Drapatyjs militärische Karriere

Drapatyj stammt aus dem Westen der Ukraine und absolvierte seine Ausbildung am Militärinstitut für Panzertruppen in Charkiw. Berühmt wurde er im Mai 2014, als sein Bataillon der 82. Panzerbrigade eingekesselte Polizisten mit einer Handvoll Schützenpanzern befreite. Im Juni desselben Jahres geriet seine Einheit selbst in eine 28-tägige Umzingelung an der russischen Grenze, aus der er 260 Soldaten retten konnte.

Im vollumfänglichen Krieg trug Drapatyj maßgeblich zur Befreiung Chersons im November 2022 bei – einem der größten ukrainischen Erfolge. Mitte 2024 wurde er als „Feuermann“ in die Region Charkiw geschickt, wo er die Lage nach einer russischen Offensive stabilisierte.

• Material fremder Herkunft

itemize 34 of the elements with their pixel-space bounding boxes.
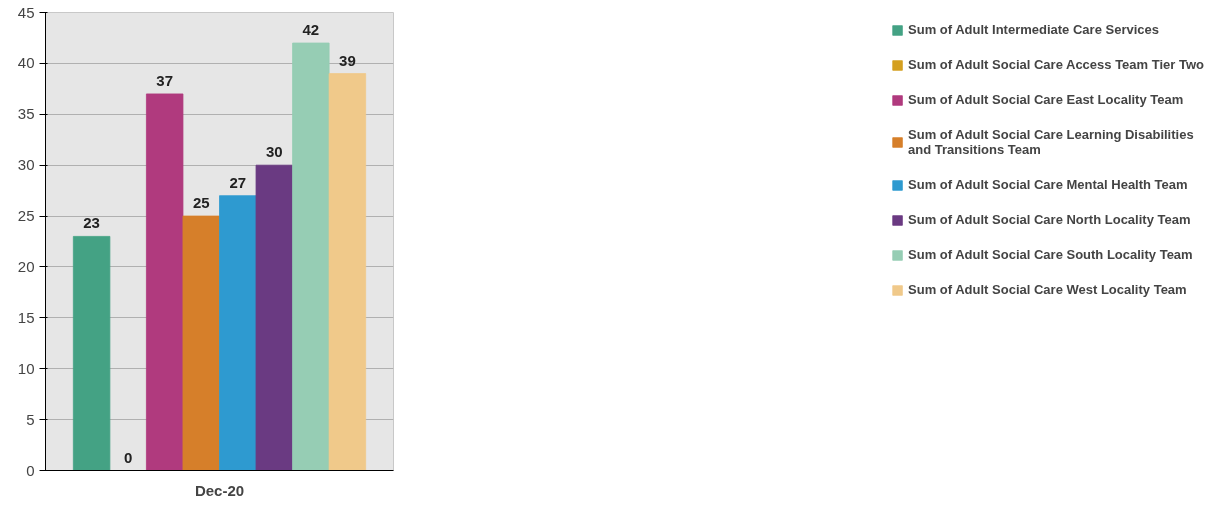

Es gab auch Rückschläge: 2025 trat Drapatyj als Kommandeur der Landstreitkräfte zurück, nachdem Russen einen Übungsplatz in der Region Sumy getroffen hatten. Er übernahm die Verantwortung, kritisierte aber die Praxis, Soldaten in Frontnähe auszubilden. Anschließend wurde er zum Kommandeur der Vereinigten Kräfte ernannt. Zuletzt trat er weniger in Erscheinung, auch wegen schwieriger Beziehungen zu Syrskyj.

Bedeutung der Entscheidung

Mit Drapatyj setzt Selenskyj auf einen strategischen Denker, der auch mit Ex-Verteidigungsminister Fedorow gut zusammengearbeitet haben soll. Anders als seine Vorgänger wird Drapatyj nicht mit einem persönlichen Vertrauten als Generalstabschef arbeiten, sondern mit Ihor Skybjuk, der Syrskyj nahesteht. Skybjuk machte sich 2022 bei der Befreiung der Region Charkiw einen Namen. Dass Selenskyj ihn hält, zeigt sein Bemühen, keine der drei mächtigen Fraktionen im Militär zu verprellen.